Here \(f\in L^2(\Omega),g\in L^{\infty}(\partial\Omega)\) represent data which we use to solve for \(u\in H^1(\Omega)\). Since then the trace of \(u\) is equal to \(g\), we can say that \(g\in H^{1/2}(\partial\Omega)\). Recast in a variational form, one typically wants to find \(u\in H^1_g(\Omega)= \\\{ v\in H^1(\Omega) : v\lvert_{\partial\Omega} = g \\\}\) solving

\begin{equation} \int_{\Omega} \nabla u \cdot \nabla v = \int_{\Omega} fv \ \ \forall v\in H^1_0(\Omega). \label{eq1}\end{equation}

To put the condition \(u\lvert_{\partial\Omega} = g\) into the computer is the tricky part once we know how to discretise. This formulation is also difficult to analyse with respect to well-posedness¹. Fortunately we may reduce to the homogeneous case in the following way. Set \(w=u-\hat{g}\), where \(\hat{g}\in H^1(\Omega)\) is the extension of \(g\) to the entire domain (this exists if our domain is Lipschitz). We shall call this extension simply \(g\) in the following. Then \(w\in H^1_0(\Omega)\) and the equation for \(w\) becomes homogeneous; its variational form nets us a unique solution. We may also find a unique extension of \(g\) by taking the extension with the smallest (infimum) \(H^1\) norm, thus getting a unique solution \(u\). The modified variational form for \(w\) becomes

\begin{equation} \int_{\Omega} \nabla w \cdot \nabla v = \int_{\Omega} fv - \int_{\Omega} \nabla g \cdot \nabla v \ \ \forall v\in H^1_0(\Omega). \end{equation}

From here it is still not entirely clear how we should discretise. The only unknown data lies in our function \(w\) so we should respect that when solving the discrete system. But what do we do about \(\nabla g\), in particular \(g\) could be sampled from some physical system so its gradient might not be something we can uniquely construct. We could try projecting it, but we can actually avoid the problem entirely.

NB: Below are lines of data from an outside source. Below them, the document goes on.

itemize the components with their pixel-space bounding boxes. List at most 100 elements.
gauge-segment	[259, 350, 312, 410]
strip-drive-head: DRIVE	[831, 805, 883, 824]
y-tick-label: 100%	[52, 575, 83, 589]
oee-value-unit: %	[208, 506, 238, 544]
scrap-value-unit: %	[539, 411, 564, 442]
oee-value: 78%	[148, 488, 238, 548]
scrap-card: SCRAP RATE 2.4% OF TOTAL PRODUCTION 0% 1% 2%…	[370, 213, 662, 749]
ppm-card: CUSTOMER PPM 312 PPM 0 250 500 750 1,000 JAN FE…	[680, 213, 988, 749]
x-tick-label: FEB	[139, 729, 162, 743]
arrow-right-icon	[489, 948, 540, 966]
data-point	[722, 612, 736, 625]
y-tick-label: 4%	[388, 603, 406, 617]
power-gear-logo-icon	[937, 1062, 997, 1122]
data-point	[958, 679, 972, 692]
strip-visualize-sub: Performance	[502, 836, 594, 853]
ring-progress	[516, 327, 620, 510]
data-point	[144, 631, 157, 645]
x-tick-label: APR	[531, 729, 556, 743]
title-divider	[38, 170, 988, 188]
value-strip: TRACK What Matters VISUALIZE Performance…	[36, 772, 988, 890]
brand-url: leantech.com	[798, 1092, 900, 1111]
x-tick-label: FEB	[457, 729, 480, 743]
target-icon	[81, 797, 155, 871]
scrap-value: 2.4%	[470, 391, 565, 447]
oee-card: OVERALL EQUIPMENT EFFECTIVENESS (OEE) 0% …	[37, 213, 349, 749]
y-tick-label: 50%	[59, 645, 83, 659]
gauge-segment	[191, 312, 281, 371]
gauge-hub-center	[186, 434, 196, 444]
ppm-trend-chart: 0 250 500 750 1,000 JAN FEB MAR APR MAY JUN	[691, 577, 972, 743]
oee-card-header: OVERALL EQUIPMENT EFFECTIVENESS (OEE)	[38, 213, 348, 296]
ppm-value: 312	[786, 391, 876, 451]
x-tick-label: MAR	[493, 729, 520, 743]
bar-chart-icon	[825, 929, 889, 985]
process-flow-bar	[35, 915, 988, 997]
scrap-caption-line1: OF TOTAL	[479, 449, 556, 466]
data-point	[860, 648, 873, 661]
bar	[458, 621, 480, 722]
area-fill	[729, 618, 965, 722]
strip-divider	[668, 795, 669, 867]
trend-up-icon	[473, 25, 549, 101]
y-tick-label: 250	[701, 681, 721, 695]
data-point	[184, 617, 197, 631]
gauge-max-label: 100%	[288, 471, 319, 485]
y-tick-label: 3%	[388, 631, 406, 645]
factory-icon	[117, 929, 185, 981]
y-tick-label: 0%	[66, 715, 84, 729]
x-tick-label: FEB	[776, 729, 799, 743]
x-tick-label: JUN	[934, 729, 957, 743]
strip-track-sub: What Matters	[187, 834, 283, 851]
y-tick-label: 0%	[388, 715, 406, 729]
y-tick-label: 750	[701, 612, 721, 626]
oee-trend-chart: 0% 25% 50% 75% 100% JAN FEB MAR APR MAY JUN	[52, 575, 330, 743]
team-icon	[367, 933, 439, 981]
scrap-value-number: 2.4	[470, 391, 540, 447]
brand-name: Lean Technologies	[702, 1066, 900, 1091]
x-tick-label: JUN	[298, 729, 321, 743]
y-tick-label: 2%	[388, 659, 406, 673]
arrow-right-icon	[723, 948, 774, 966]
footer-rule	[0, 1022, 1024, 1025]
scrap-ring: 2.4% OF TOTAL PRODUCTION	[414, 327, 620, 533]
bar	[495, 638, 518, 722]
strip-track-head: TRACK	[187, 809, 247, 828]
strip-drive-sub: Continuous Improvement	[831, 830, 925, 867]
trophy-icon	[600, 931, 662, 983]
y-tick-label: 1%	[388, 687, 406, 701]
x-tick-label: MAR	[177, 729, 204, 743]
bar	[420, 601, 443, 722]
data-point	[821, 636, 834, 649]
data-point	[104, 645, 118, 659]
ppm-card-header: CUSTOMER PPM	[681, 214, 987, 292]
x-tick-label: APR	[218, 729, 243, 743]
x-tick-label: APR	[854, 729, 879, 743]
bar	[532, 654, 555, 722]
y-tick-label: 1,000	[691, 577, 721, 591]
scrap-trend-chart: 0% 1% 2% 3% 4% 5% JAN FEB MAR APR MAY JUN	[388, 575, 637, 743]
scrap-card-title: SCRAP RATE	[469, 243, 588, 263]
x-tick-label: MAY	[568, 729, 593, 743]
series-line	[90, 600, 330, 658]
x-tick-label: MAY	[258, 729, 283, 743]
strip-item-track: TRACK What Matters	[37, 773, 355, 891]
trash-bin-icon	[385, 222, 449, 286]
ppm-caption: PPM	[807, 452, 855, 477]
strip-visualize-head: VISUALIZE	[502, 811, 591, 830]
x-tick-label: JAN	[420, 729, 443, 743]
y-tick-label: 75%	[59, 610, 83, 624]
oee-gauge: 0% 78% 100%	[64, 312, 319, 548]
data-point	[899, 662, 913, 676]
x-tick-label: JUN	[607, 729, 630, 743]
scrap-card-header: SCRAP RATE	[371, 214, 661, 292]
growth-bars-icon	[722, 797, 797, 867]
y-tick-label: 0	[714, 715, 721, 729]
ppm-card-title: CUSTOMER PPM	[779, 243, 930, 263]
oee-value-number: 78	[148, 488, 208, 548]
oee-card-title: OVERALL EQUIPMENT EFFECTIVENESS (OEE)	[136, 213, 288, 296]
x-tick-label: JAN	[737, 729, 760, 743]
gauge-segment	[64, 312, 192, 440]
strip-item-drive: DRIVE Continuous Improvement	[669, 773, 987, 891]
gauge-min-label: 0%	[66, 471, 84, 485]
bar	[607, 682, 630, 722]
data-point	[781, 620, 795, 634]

The natural choice of finite elements for the Poisson equation are the Lagrange \(\mathbf{P}^k\) elements whose dual space consists in part of nodal evaluations. A subspace will be the piecewise linears \(\mathbf{P}^1\) so consider the following. Set \(V_h\subset H^1(\Omega),\ V_{h,g}\subset H^1_g(\Omega)\) as finite² dimensional \(\mathbf{P}^k\) subspaces. Decompose the discrete solution \(u_h\in V_{h,g}\) as \(u_h=w_h+u_{h,g}\) where \(w_h \in V_{h,0}\) and \(u_{h,g}\in V_{h,g}\). Then we can pick \(u_{h,g}\) to be the function which is \(0\) on the interior of \(\Omega\), meaning that we can solve the discrete version of \eqref{eq1} for \(w_h\) as if our Dirichlet boundary condition was \(g=0\). The nodal values along the boundary \(x_i\) will be \(g(x_i)\) regarded as known quantities.

We will now investigate different philosophies regarding the implementation of this in code. Let \(n=\text{dim}(V_{h,g})\). In all sections below we will consider the linear \(n\times n\) symmetric system arising from discretising \eqref{eq1}, \(Ax=b\) with our unknowns in \(x\).

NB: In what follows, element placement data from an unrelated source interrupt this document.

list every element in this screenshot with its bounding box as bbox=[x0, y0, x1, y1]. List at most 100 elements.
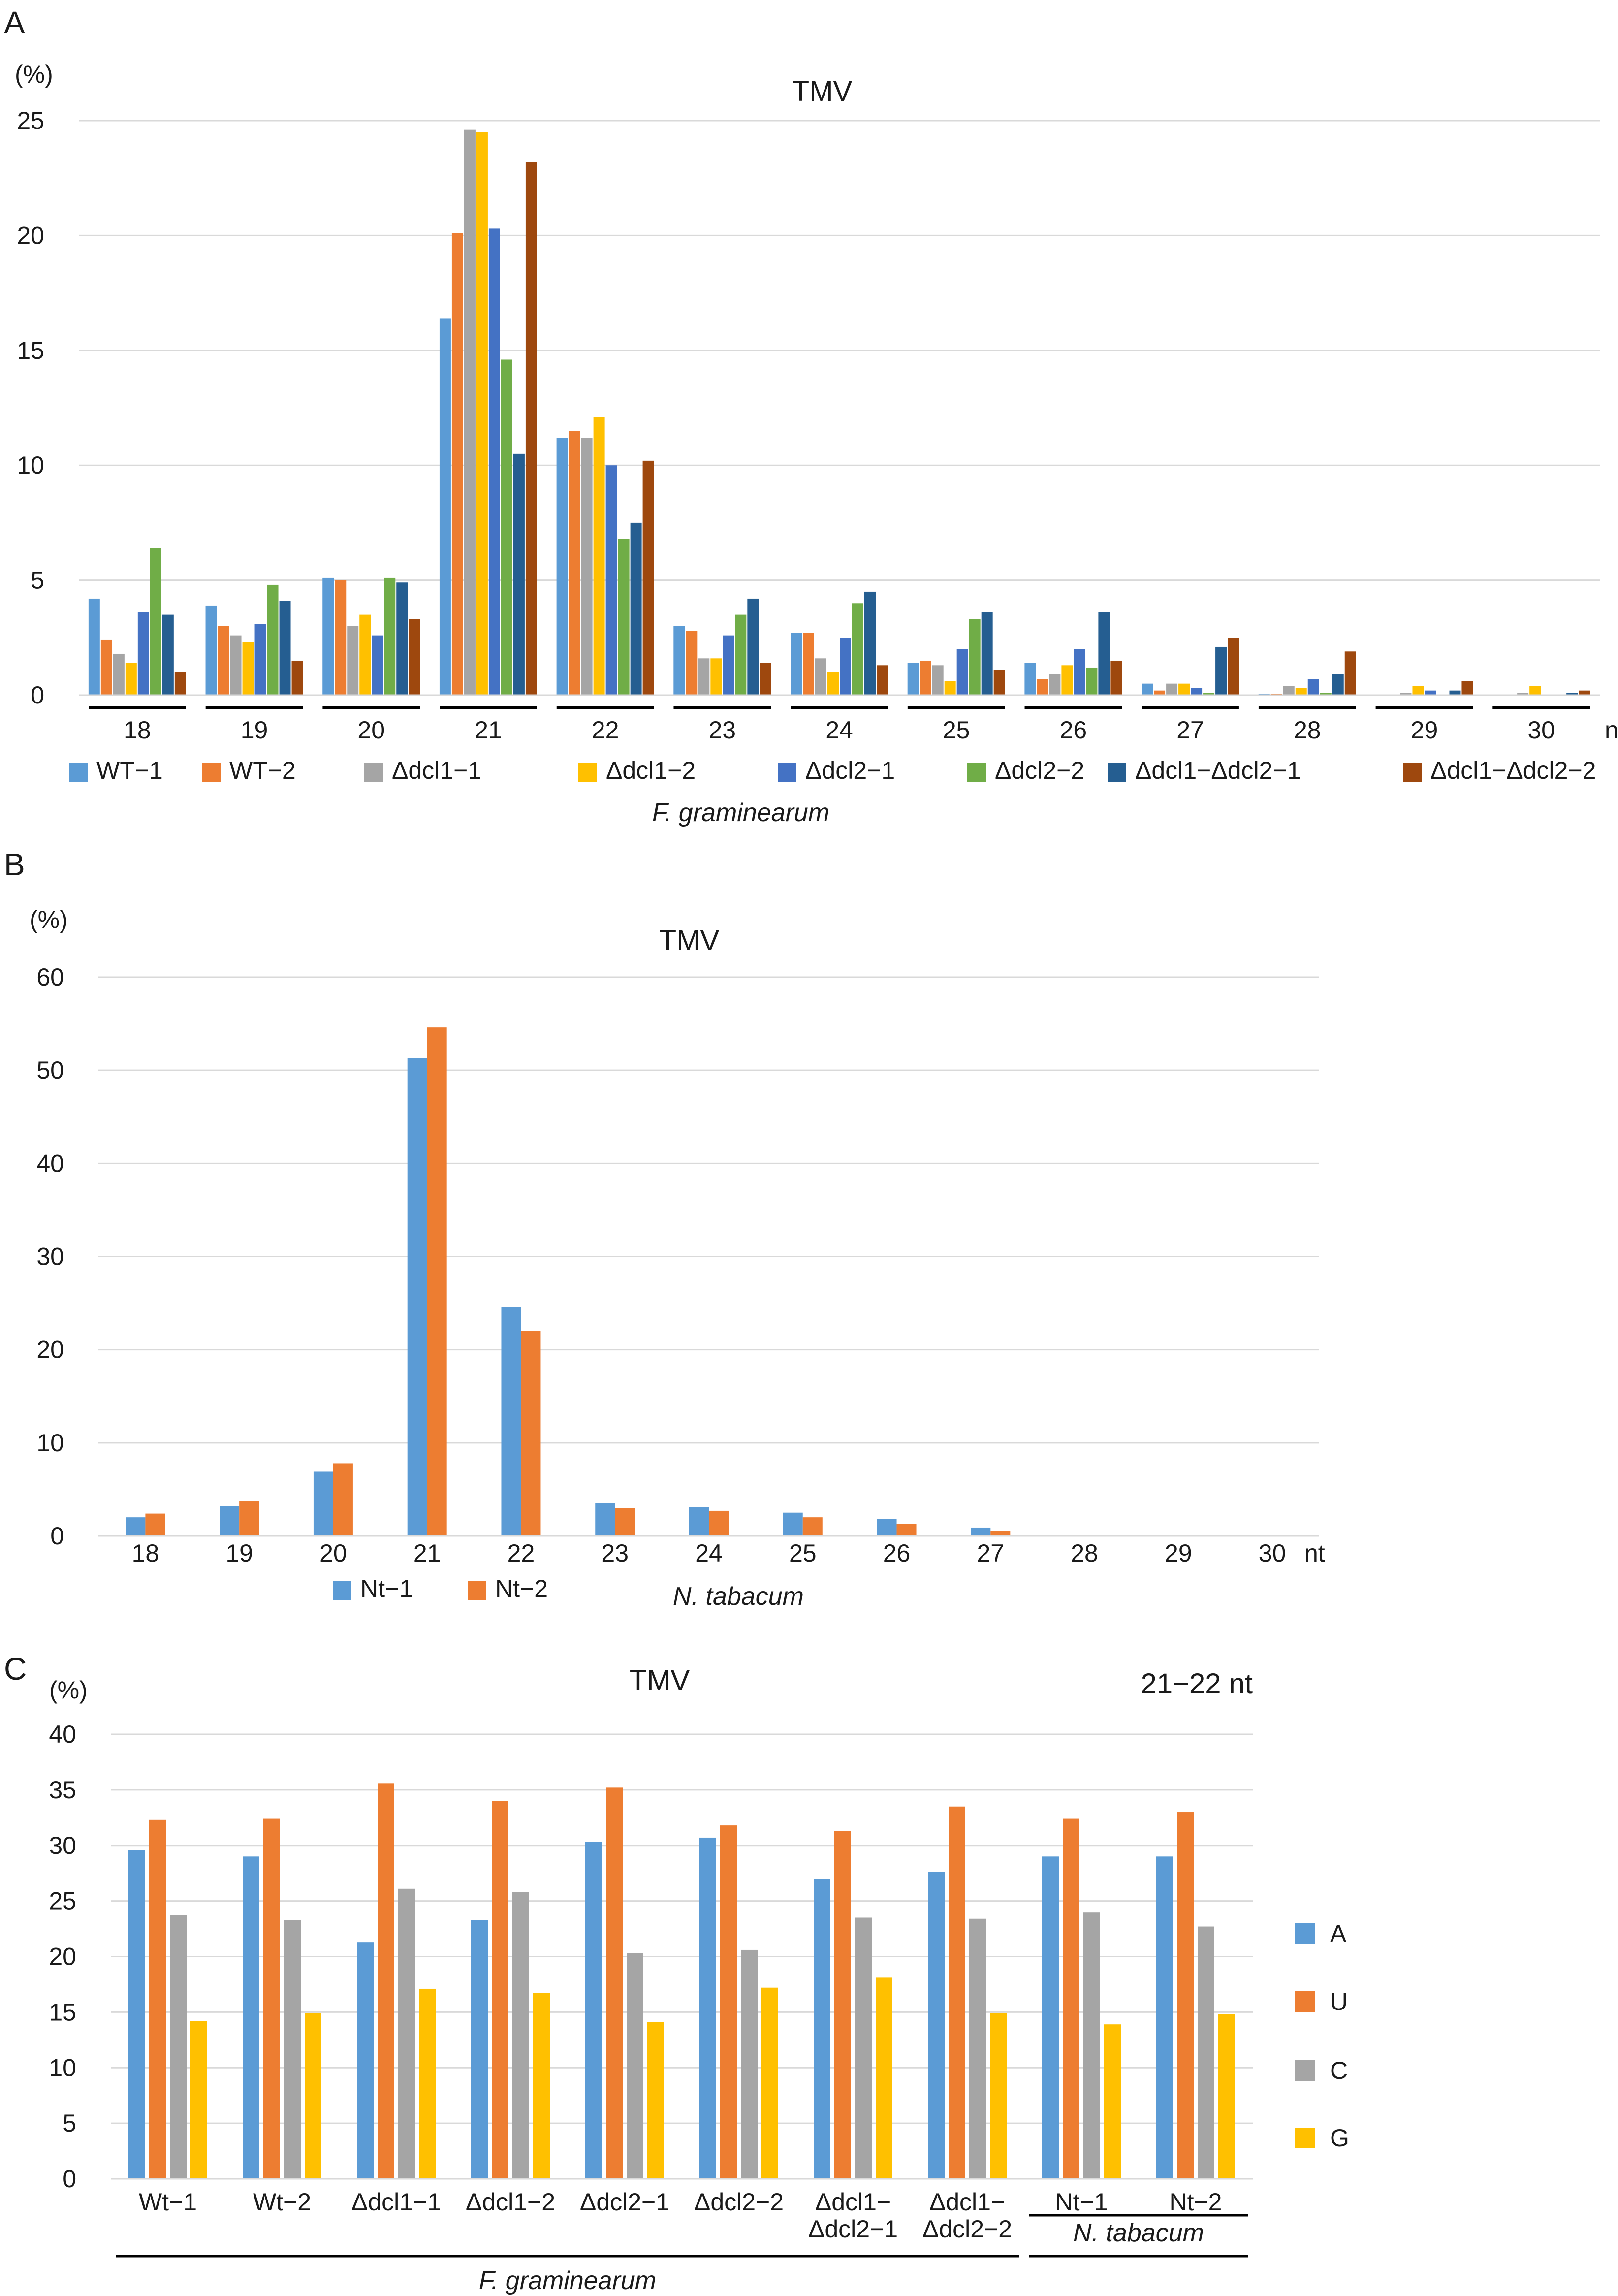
y-unit-label: (%) bbox=[49, 1676, 88, 1704]
bar bbox=[585, 1842, 602, 2179]
bar bbox=[1083, 1912, 1100, 2179]
bar bbox=[1203, 693, 1215, 695]
legend-swatch bbox=[578, 763, 597, 782]
bar bbox=[488, 228, 500, 695]
bar bbox=[128, 1850, 145, 2179]
bar bbox=[593, 417, 605, 695]
bar bbox=[647, 2022, 664, 2179]
bar bbox=[956, 649, 968, 695]
bar bbox=[877, 665, 888, 695]
bar bbox=[803, 633, 814, 695]
bar bbox=[969, 619, 981, 695]
y-unit-label: (%) bbox=[30, 906, 68, 933]
bar bbox=[145, 1513, 165, 1536]
bar bbox=[254, 624, 266, 695]
bar bbox=[1307, 679, 1319, 695]
x-tick-label: Δdcl1− bbox=[815, 2188, 891, 2216]
x-tick-label: 27 bbox=[977, 1539, 1004, 1567]
y-tick-label: 15 bbox=[17, 337, 44, 364]
bar bbox=[451, 233, 463, 695]
bar bbox=[855, 1917, 872, 2179]
x-tick-label: 23 bbox=[708, 716, 736, 744]
bar bbox=[359, 614, 371, 695]
legend-label: C bbox=[1330, 2057, 1348, 2084]
legend-swatch bbox=[778, 763, 796, 782]
bar bbox=[492, 1801, 508, 2179]
legend-label: Δdcl2−1 bbox=[805, 757, 895, 784]
bar bbox=[501, 1307, 521, 1536]
group-label: F. graminearum bbox=[479, 2266, 656, 2295]
legend-label: WT−2 bbox=[229, 757, 296, 784]
bar bbox=[944, 681, 956, 695]
legend-swatch bbox=[1295, 1991, 1315, 2012]
legend-label: Δdcl1−Δdcl2−2 bbox=[1430, 757, 1596, 784]
y-tick-label: 10 bbox=[17, 451, 44, 479]
x-tick-label: 19 bbox=[225, 1539, 253, 1567]
bar bbox=[556, 438, 568, 695]
y-tick-label: 25 bbox=[49, 1887, 76, 1915]
bar bbox=[88, 598, 100, 695]
bar bbox=[125, 663, 137, 695]
organism-label: F. graminearum bbox=[652, 798, 829, 827]
bar bbox=[699, 1837, 716, 2179]
bar bbox=[814, 1879, 830, 2179]
bar bbox=[1142, 683, 1153, 695]
bar bbox=[907, 663, 919, 695]
bar bbox=[464, 129, 476, 695]
bar bbox=[513, 453, 525, 695]
chart-title: TMV bbox=[792, 75, 853, 107]
bar bbox=[149, 1819, 166, 2179]
bar bbox=[305, 2013, 321, 2179]
x-tick-label: 20 bbox=[319, 1539, 347, 1567]
bar bbox=[971, 1527, 991, 1536]
bar bbox=[333, 1463, 353, 1536]
legend-swatch bbox=[1295, 2060, 1315, 2081]
x-tick-label: 23 bbox=[601, 1539, 629, 1567]
bar bbox=[1042, 1856, 1059, 2179]
y-tick-label: 30 bbox=[49, 1832, 76, 1859]
x-tick-label: 26 bbox=[883, 1539, 911, 1567]
bar bbox=[761, 1987, 778, 2179]
bar bbox=[1579, 690, 1590, 695]
legend-swatch bbox=[967, 763, 986, 782]
bar bbox=[409, 619, 420, 695]
x-tick-label-line2: Δdcl2−2 bbox=[922, 2215, 1012, 2243]
bar bbox=[471, 1920, 488, 2179]
bar bbox=[263, 1818, 280, 2179]
bar bbox=[1320, 693, 1332, 695]
panel-c-letter: C bbox=[4, 1651, 27, 1687]
x-tick-label: 28 bbox=[1294, 716, 1321, 744]
legend-swatch bbox=[1403, 763, 1422, 782]
bar bbox=[1024, 663, 1036, 695]
bar bbox=[852, 603, 863, 695]
bar bbox=[372, 635, 383, 695]
legend-swatch bbox=[333, 1581, 351, 1600]
bar bbox=[735, 614, 747, 695]
bar bbox=[439, 318, 451, 695]
bar bbox=[205, 605, 217, 695]
bar bbox=[698, 658, 710, 695]
bar bbox=[747, 598, 759, 695]
x-tick-label: Δdcl2−2 bbox=[694, 2188, 784, 2216]
bar bbox=[174, 672, 186, 695]
x-tick-label-line2: Δdcl2−1 bbox=[808, 2215, 898, 2243]
bar bbox=[291, 660, 303, 695]
bar bbox=[1037, 679, 1048, 695]
bar bbox=[876, 1977, 892, 2179]
y-tick-label: 30 bbox=[36, 1243, 64, 1271]
bar bbox=[243, 1856, 259, 2179]
y-tick-label: 20 bbox=[49, 1943, 76, 1971]
bar bbox=[802, 1517, 823, 1536]
chart-title: TMV bbox=[630, 1664, 690, 1696]
bar bbox=[521, 1331, 541, 1536]
bar bbox=[1517, 693, 1529, 695]
bar bbox=[815, 658, 826, 695]
chart-title: TMV bbox=[659, 925, 720, 957]
bar bbox=[1191, 688, 1203, 695]
y-tick-label: 0 bbox=[63, 2165, 76, 2193]
y-tick-label: 15 bbox=[49, 1998, 76, 2026]
bar bbox=[920, 660, 931, 695]
legend-swatch bbox=[364, 763, 383, 782]
bar bbox=[642, 460, 654, 695]
bar bbox=[427, 1027, 447, 1536]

Note 20/11/23: For reasons I will omit the non-recommended approaches for now.

Nice way: restriction and extension

Back to the drawing board then. As is the case in many situations of a mathematical nature, it helps to consider what is actually happening on a higher level of mathematical abstraction. When the solution is known on the boundary, what we are solving for is the restriction of the solution on the interior. When we then have the interior solution we want to extend back to the entire domain. Restriction and extension are in this context linear operators which can be represented by matrices (our spaces are finite-dimensional).

Let \(n_I\) be the number of dof’s without the boundary nodes. Let \(R:\mathbb{R}^{n}\to \mathbb{R}^{n_I}\) be the restriction to the interior and let \(R_{\partial}:\mathbb{R}^{n}\to \mathbb{R}^{n-n_I}\) be the restriction to the boundary. Then if \(x_{\partial}\in\mathbb{R}^{n-n_I}\) is the dof vector of boundary evaluations,

\begin{equation} RAR^Tx_I = R(b - A R_{\partial}^Tx_{\partial}) \label{eq:2}\end{equation}

is solvable for the interior dof’s \(x_I\), after which we get the entire solution from \(R^T x_I + R_{\partial}^T x_{\partial}\).

This procedure changes nothing about the system, it retains its scaling and is still symmetric. Basically \eqref{eq:2} is exactly the system we want to solve. Pretty nice I would say.

¹ Note that the space \(H^1_g(\Omega)\) is not a vector space!

² If \(g\) is outside the space, this space is defined with respect to subspace projection using the Hilbert inner product in \(H^1\).

³ We have ordered the dof’s so that the node evaluations occur first.